The English High Court has ruled that EU law requires end consumers to be given directly effective rights to recover unlawfully levied VAT from HMRC in circumstances where those end consumers have paid VAT on invoices from suppliers but have not directly accounted for overpaid VAT to HMRC (Investment Trust Companies (in Liquidation) v HMRC  EWHC 458 (Ch)).
In Case C-363/05 JP Morgan Fleming Claverhouse Investment Trust plc, The Association of Investment Trust Companies v HMRC, the CJEU held that the management fees charged to investment trust companies (ITCs) should be exempt from VAT in accordance with the former Article 13B(d)(6) of the Sixth VAT Directive. Prior to this judgment, the UK had treated management fees chargeable to ITCs as subject to VAT. Many fund managers made claims directly to HMRC for the unlawfully levied VAT, who in turn repaid this VAT to ITCs which had made claims against them. For various reasons connected with limitation periods and insolvency of some fund managers, certain ITCs were not able to recover the VAT directly from managers. However, the High Court has held, subject to limitation periods, that in the light of Case C-94/10 Danfoss A/S, Sauer-Danfoss ApS v Skattmnistreit, EU law requires the claimants to be given a direct remedy to recover the unlawfully levied VAT directly from HMRC because it had proved impossible or excessively difficult for them to recover the VAT from suppliers.

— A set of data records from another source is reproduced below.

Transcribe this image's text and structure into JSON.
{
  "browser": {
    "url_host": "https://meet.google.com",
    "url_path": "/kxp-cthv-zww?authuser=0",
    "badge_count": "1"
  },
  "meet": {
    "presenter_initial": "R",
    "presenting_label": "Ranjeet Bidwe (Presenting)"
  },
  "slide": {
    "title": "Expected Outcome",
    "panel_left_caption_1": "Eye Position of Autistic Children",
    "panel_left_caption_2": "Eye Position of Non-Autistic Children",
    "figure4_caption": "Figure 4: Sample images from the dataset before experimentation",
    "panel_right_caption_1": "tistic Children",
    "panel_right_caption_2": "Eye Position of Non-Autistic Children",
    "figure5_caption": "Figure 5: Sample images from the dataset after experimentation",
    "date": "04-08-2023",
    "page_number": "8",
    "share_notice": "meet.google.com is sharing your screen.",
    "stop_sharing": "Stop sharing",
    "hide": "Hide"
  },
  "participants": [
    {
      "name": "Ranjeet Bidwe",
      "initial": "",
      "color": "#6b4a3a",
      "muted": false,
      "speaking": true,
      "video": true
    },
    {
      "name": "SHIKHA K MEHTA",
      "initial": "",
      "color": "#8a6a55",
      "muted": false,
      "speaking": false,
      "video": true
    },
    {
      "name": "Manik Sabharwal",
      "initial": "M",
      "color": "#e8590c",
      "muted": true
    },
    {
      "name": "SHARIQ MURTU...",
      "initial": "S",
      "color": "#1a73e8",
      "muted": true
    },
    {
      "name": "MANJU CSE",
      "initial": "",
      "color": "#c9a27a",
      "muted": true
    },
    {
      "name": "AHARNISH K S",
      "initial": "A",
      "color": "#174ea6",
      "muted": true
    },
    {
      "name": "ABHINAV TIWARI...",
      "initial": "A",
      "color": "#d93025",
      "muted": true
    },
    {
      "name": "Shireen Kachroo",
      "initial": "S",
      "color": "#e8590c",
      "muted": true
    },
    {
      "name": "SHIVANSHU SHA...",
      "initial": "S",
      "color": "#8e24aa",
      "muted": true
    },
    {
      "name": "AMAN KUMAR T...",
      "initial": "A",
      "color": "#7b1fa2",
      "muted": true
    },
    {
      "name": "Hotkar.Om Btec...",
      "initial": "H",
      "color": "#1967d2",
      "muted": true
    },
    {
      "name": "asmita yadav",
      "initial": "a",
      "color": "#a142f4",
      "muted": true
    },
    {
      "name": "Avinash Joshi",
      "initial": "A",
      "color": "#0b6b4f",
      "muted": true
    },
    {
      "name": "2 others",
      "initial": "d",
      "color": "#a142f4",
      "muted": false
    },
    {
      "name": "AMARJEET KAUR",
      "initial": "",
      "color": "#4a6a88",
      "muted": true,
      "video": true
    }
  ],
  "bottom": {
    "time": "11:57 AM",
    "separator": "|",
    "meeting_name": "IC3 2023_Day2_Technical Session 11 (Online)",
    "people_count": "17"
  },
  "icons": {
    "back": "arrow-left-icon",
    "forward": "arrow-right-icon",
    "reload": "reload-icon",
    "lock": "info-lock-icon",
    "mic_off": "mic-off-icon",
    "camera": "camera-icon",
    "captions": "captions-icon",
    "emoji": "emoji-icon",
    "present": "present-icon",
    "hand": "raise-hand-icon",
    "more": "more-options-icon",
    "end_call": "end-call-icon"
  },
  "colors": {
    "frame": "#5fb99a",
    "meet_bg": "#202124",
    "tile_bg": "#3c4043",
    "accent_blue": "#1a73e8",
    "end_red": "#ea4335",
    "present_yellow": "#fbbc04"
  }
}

Although this litigation is on-going in the UK, it is clear that EU law does require the tax authorities to repay unduly levied VAT in certain circumstances where it is impossible or excessively difficult for the end consumer to recover it directly from the supplier. Opportunities of this nature may arise in other EU member states where, as in theClaverhouse litigation, national law levies VAT on supplies in breach of EU law.